Label statements loudly. Put Statement of Account at the top and add a line saying it's a summary of existing invoices, not a new charge. Bookkeepers move fast, and an unlabeled statement that resembles an invoice is exactly how the same $900 gets paid twice and then has to be refunded with apologies.

The Same $900, Three Ways

Invoice: “Invoice #2026-014. June blog package. $900 due July 15.” A request to pay for one job.

Bill: the exact same document, sitting in the client's payables folder marked “due on the 15th.”

Statement: “As of July 31: invoice #014 ($900, unpaid), invoice #015 ($1,250, unpaid), payment received July 3 ($700). Balance: $2,150.” A snapshot, not a new charge.

Which One Should You Send?

  • You finished work and want to get paid: send an invoice, always.
  • The client asks for “the bill”: send an invoice. It's the same document wearing their vocabulary.
  • The client has three unpaid invoices and keeps losing track: send a statement listing all three, with the invoices attached or referenced.
  • The client asks what they paid you this year: send a statement covering the period. Don't reissue invoices, or someone may pay them twice.

When in doubt, send the invoice.
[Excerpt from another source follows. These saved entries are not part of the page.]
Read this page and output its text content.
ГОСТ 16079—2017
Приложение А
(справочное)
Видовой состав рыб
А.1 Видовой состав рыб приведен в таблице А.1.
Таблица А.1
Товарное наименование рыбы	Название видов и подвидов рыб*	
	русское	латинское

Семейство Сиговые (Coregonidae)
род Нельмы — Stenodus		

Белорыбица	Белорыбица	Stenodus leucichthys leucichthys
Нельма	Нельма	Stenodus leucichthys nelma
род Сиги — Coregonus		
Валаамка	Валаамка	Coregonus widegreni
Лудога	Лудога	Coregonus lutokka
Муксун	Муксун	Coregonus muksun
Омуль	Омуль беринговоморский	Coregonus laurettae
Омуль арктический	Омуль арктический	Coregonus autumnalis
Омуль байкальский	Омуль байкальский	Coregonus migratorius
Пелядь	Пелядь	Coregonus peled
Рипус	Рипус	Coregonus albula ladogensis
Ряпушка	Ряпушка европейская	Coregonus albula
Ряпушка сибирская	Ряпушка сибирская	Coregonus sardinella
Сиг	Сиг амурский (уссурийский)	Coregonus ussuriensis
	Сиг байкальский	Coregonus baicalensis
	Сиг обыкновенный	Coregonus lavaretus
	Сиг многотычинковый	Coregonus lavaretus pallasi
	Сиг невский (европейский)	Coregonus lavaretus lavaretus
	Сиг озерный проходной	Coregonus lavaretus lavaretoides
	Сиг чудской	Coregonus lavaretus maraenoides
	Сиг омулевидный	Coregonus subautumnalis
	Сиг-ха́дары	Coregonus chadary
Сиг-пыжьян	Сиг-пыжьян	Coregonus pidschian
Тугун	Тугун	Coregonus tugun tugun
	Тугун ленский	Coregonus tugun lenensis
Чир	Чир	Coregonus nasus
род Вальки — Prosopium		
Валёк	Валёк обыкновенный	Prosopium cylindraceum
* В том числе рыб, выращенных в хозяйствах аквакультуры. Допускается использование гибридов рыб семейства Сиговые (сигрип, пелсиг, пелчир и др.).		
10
Of the three documents it's the only one that formally starts a payment clock, and the only one an AP department can actually process on its own.

Frequently asked questions

Can a statement replace an invoice?

No. A statement summarizes invoices that already exist; it has no unique transaction of its own for a bookkeeper to enter or match. Most AP teams simply can't pay from a statement. If you've been sending statements instead of invoices and wondering why payments stall, that's the reason. Issue an invoice per job, then use statements to summarize.

Why does my accounting app call client invoices bills?

Because the app organizes documents by direction of money. Invoices are money coming in, so they live under sales or receivables. Bills are money going out, so anything you owe a supplier lands under bills or payables. Your client's software does the same thing in reverse, which is why your invoice shows up on their side as a bill.

Should I send clients a statement every month?

Only when it earns its keep. A client with one open invoice doesn't need a statement; the invoice and a reminder do the work. Monthly statements make sense for clients who carry several open invoices at once, retainer clients with running balances, and anyone whose bookkeeper has asked for reconciliation help. For everyone else they're just extra paper.